You can retrieve the data used to build the charts and graphs in the Email Security Monitor in CSV format. The CSV data can be accessed in two ways:

• CSV reports delivered via email. You can generate a CSV report that is delivered via email or archived. This delivery method is useful when you want separate reports for each table represented on an Email Security Monitor page, or when you want to send CSV data to users who do not have access to internal networks.

  The comma-separated values (CSV) Report Type is an ASCII text file which contains the tabular data of the scheduled report. Each CSV file may contain up to 100 rows. If a report contains more than one type of table, a separate CSV file will be created for each table. Multiple CSV files for a single report will be compressed into a single .zip file for the archived file storage option or will all be attached to separate e-mail messages for e-mail delivery.

  For information about configuring scheduled or on-demand reports, see Reporting Overview.

• CSV files retrieved via HTTP. You can retrieve the data used to build the charts and graphs in the Email Security Monitor feature via HTTP. This delivery method is useful if you plan to perform further analysis on the data via other tools. You can automate the retrieval of this data, for example, by an automatic script that will download raw data, process, and then display the results in some other system.

You can choose from the following report types:

• Content Filters
• Delivery Status
• DLP Incident Summary
• Executive Summary
• Incoming Mail Summary
• Internal Users Summary
• Outgoing Destinations
• Outgoing Mail Summary
• Outgoing Senders: Domains
• Sender Groups
• System Capacity
• TLS Connections
• Outbreak Filters
• Virus Types

Each of the reports consists of a summary of the corresponding Email Security Monitor page. So, for example, the Content Filters report provides a summary of the information displayed on the Monitor > Content Filters page. The Executive Summary report is based on the Monitor > Overview page.
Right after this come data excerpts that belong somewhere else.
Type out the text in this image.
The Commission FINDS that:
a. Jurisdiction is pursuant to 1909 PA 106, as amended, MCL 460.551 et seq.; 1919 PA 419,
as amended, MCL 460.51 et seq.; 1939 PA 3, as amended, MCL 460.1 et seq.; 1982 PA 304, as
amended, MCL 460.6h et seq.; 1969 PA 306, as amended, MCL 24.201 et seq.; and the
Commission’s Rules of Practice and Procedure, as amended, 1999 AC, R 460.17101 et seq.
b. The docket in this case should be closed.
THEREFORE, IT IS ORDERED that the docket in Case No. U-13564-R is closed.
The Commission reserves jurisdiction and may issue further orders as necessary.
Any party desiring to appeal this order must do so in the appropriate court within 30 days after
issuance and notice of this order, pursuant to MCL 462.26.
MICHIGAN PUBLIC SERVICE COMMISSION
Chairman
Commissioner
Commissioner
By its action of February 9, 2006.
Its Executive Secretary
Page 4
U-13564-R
To set the return address for reports, see Configuring the Return Address for Appliance Generated Messages. From the CLI, use the addressconfig command.
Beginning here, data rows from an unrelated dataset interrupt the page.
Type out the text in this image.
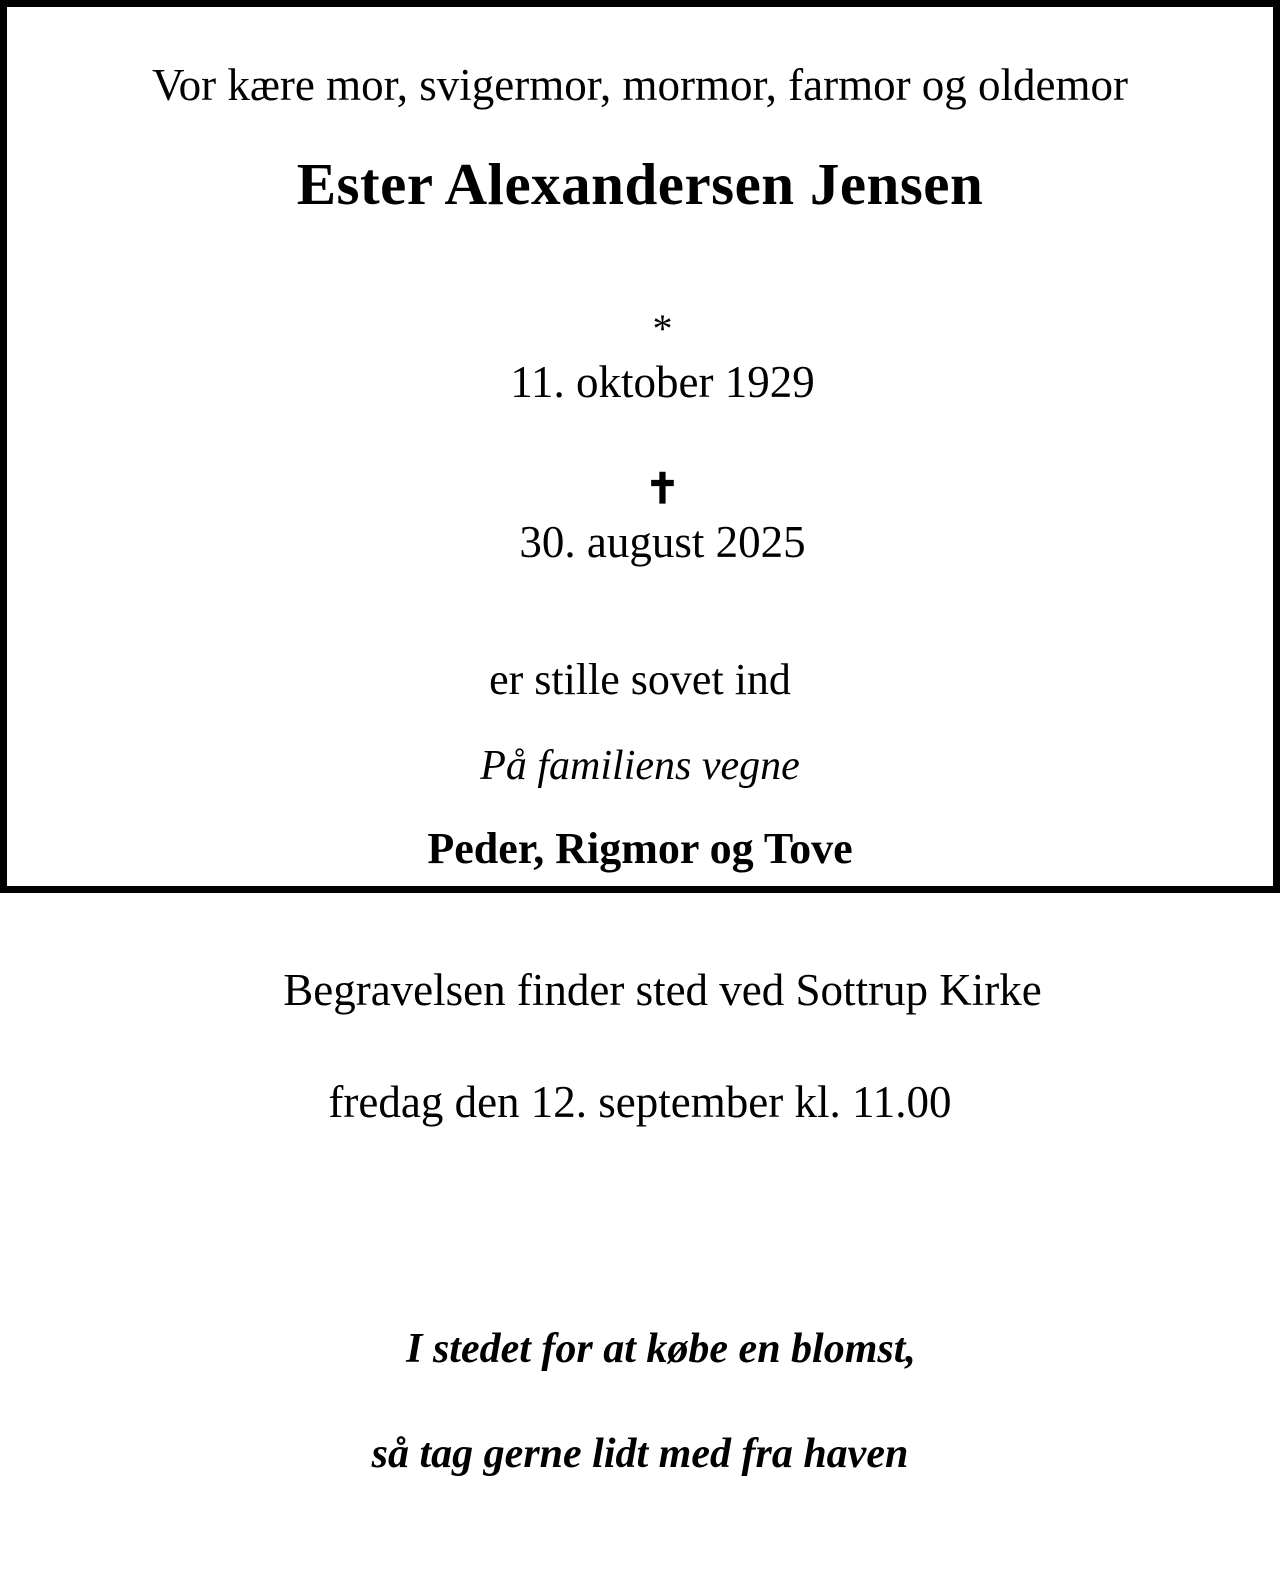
Vor kære mor, svigermor, mormor, farmor og oldemor
Ester Alexandersen Jensen

*
11. oktober 1929

✝
30. august 2025

er stille sovet ind
På familiens vegne
Peder, Rigmor og Tove

Begravelsen finder sted ved Sottrup Kirke

fredag den 12. september kl. 11.00

I stedet for at købe en blomst,

så tag gerne lidt med fra haven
Scheduled reports can be scheduled to run on a daily, weekly, or monthly basis. You can select a time at which to run the report. Regardless of when you run a report, it will only include data for the time period that you specify, for example the past 3 days or the previous calendar month. Note that a daily report scheduled to run at 1AM will contain data for the previous day, midnight to midnight.

Your appliance ships with a default set of scheduled reports —you can use, modify, or delete any of them.
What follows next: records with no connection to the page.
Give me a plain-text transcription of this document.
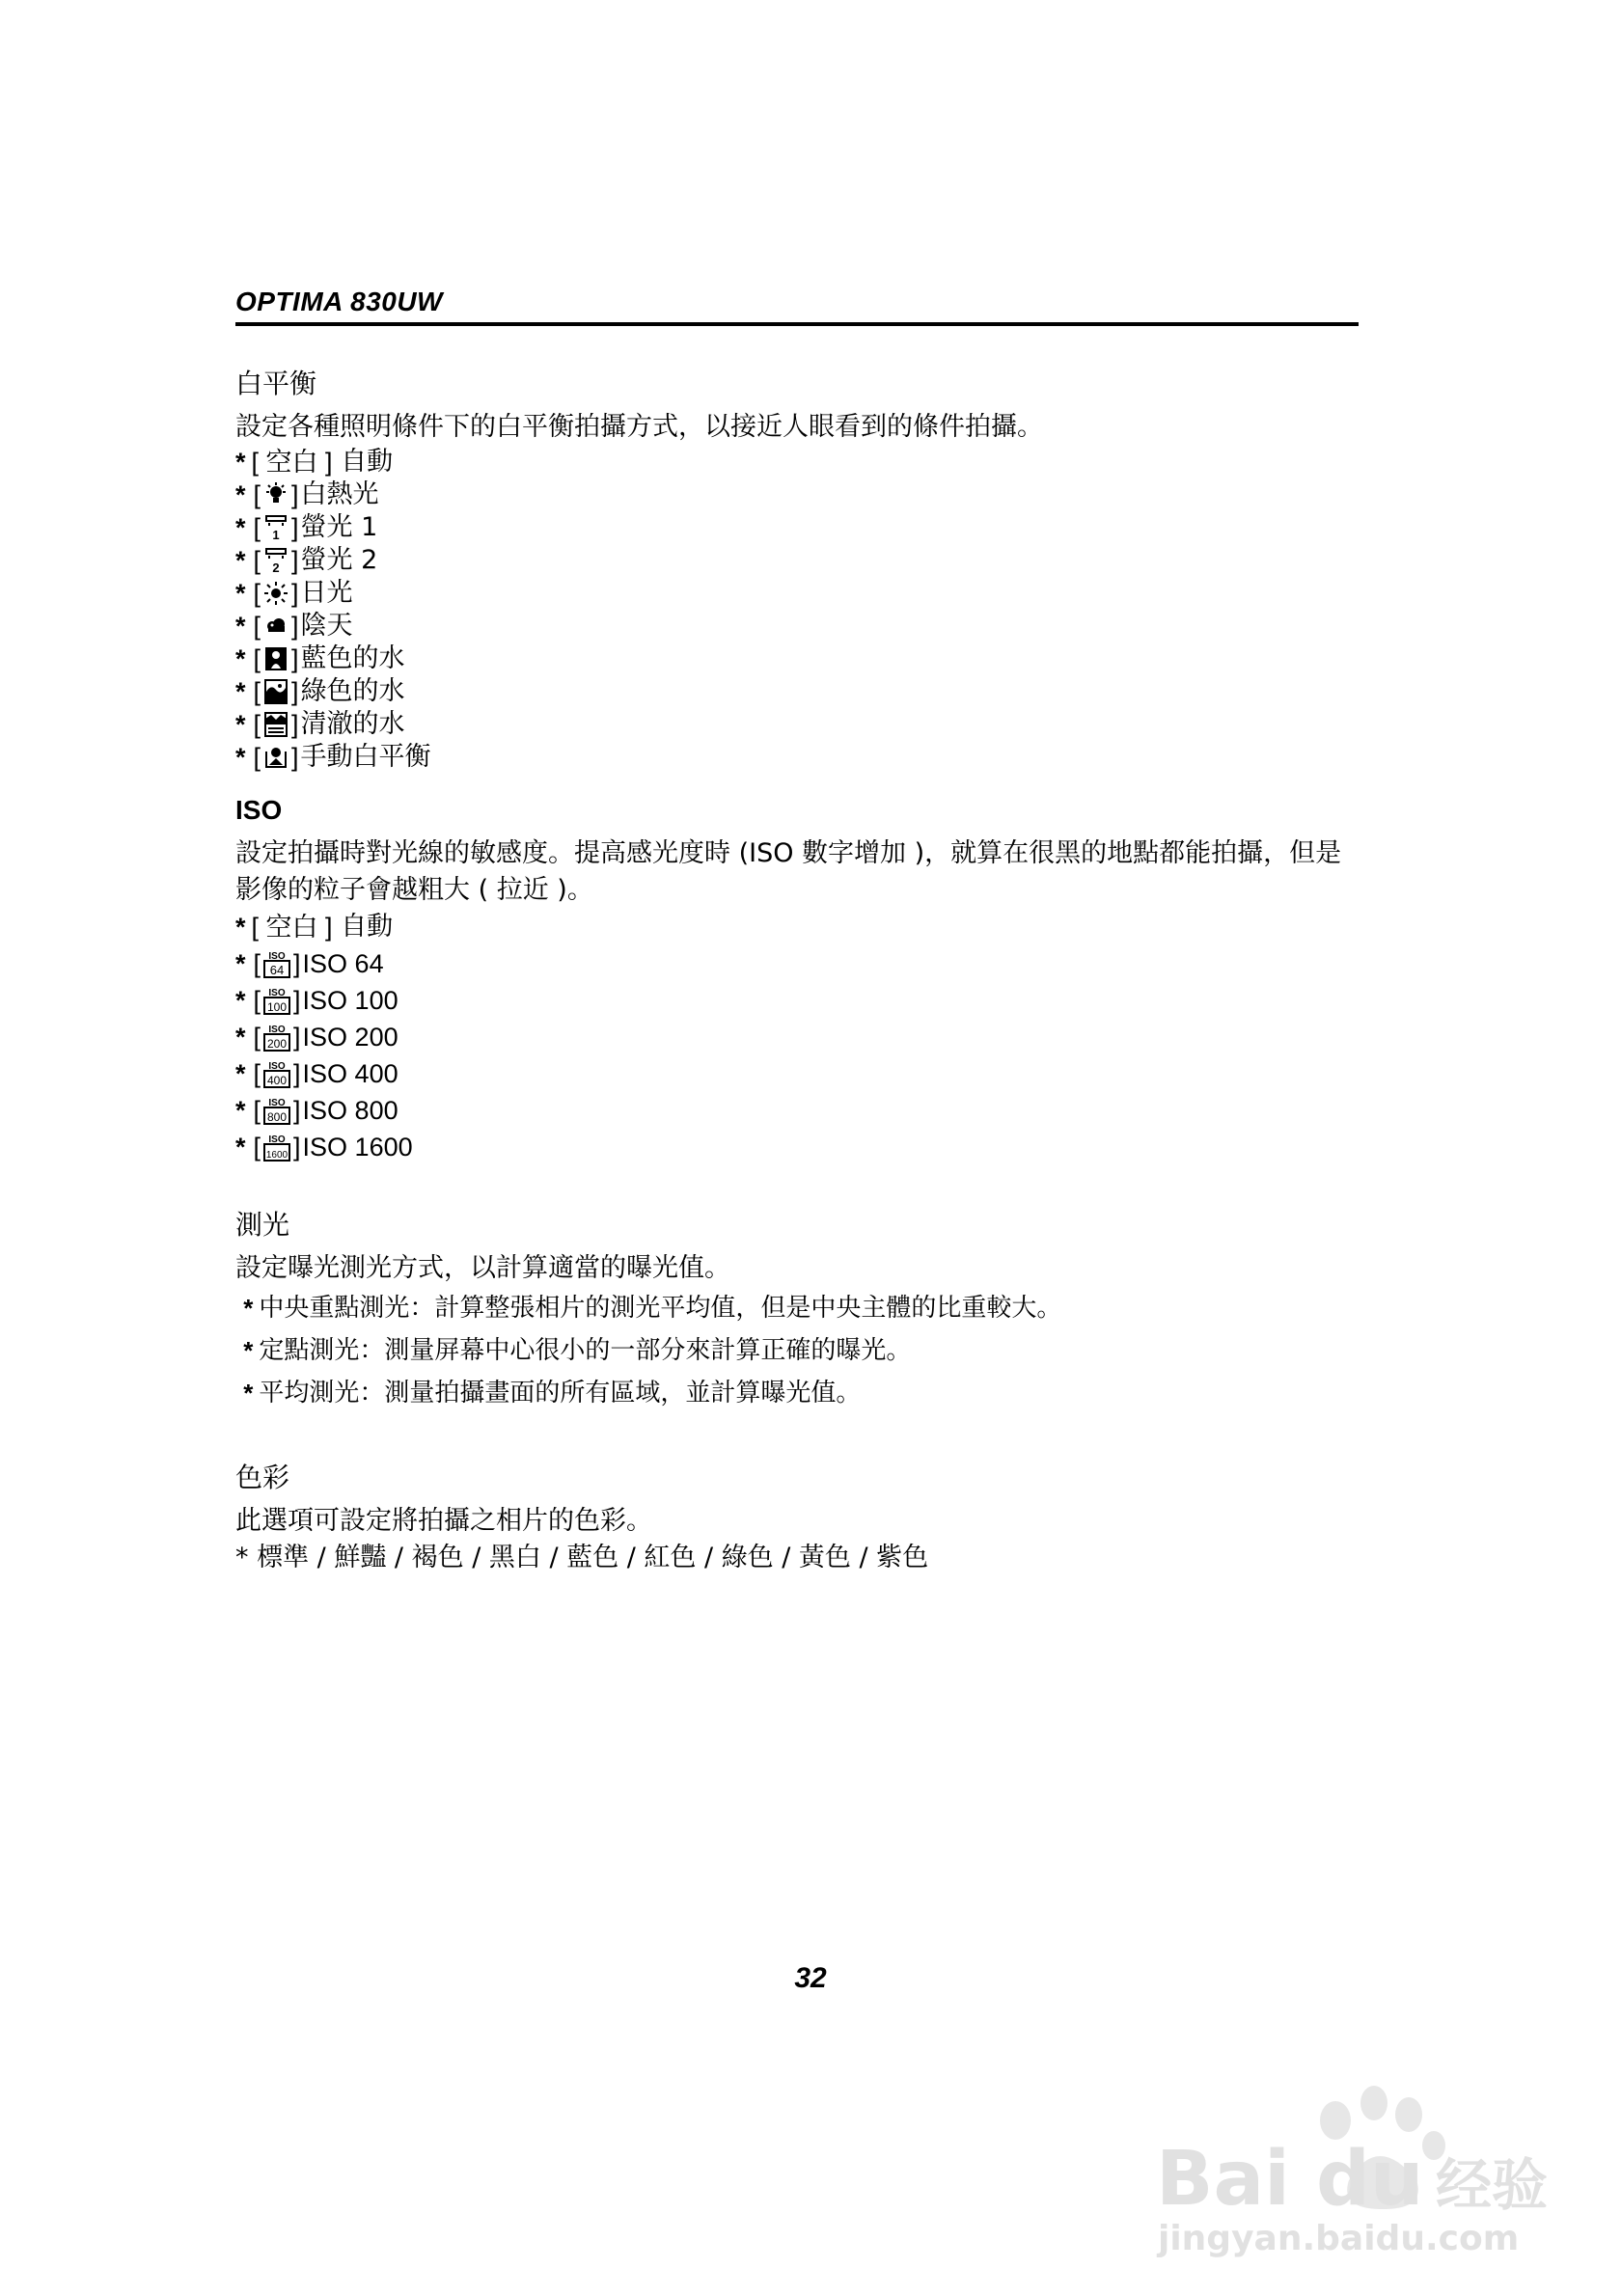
OPTIMA 830UW
白平衡

設定各種照明條件下的白平衡拍攝方式，以接近人眼看到的條件拍攝。

* [ 空白 ]
自動
* [ ] 白熱光
* [ 1 ] 螢光 1
* [ 2 ] 螢光 2
* [ ] 日光
* [ ] 陰天
* [ ] 藍色的水
* [ ] 綠色的水
* [ ] 清澈的水
* [ ] 手動白平衡
ISO

設定拍攝時對光線的敏感度。提高感光度時 (ISO 數字增加 )，就算在很黑的地點都能拍攝，但是影像的粒子會越粗大 ( 拉近 )。

* [ 空白 ]
自動
* [ ISO
64 ] ISO 64
* [ ISO
100 ] ISO 100
* [ ISO
200 ] ISO 200
* [ ISO
400 ] ISO 400
* [ ISO
800 ] ISO 800
* [ ISO
1600 ] ISO 1600
測光

設定曝光測光方式，以計算適當的曝光值。

* 中央重點測光：計算整張相片的測光平均值，但是中央主體的比重較大。

* 定點測光：測量屏幕中心很小的一部分來計算正確的曝光。

* 平均測光：測量拍攝畫面的所有區域，並計算曝光值。
色彩

此選項可設定將拍攝之相片的色彩。

* 標準 / 鮮豔 / 褐色 / 黑白 / 藍色 / 紅色 / 綠色 / 黃色 / 紫色

32
Bai du 经验
jingyan.baidu.com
The Monitor > Archived Reports page lists the available archived reports. You can view a report by clicking its name in the Report Title column. You can generate a report immediately by clicking Generate Report Now

Use the Show menu to filter which type of reports is listed. Click the column headings to sort the listing.

Archived reports are deleted automatically — up to 30 instances of each scheduled report (up to 1000 reports) are kept and as new reports are added, older ones are deleted to keep the number at 1000. The 30 instances limit is applied to each individual scheduled report, not report type.

Problem

Drilling down from a report to view details in message tracking yields unexpected results.

Solution

This can occur if reporting and message tracking were not simultaneously enabled, functioning properly, and storing data locally (as opposed to being stored centrally on a Security Management appliance). Data for each feature (reporting and message tracking) is stored only while that feature is enabled and functioning on that appliance, independently of whether the other feature (reporting or message tracking) is enabled and functioning. Therefore, reports may include data that is not available in Message Tracking and vice-versa.

Problem

Complete file analysis results in the public cloud are not available for files uploaded from other Email Security appliances in my organization.

Solution

Be sure to group all appliances that will share file analysis result data. See (Public Cloud File Analysis Services Only) Configuring Appliance Groups. This configuration must be done on each appliance in the group.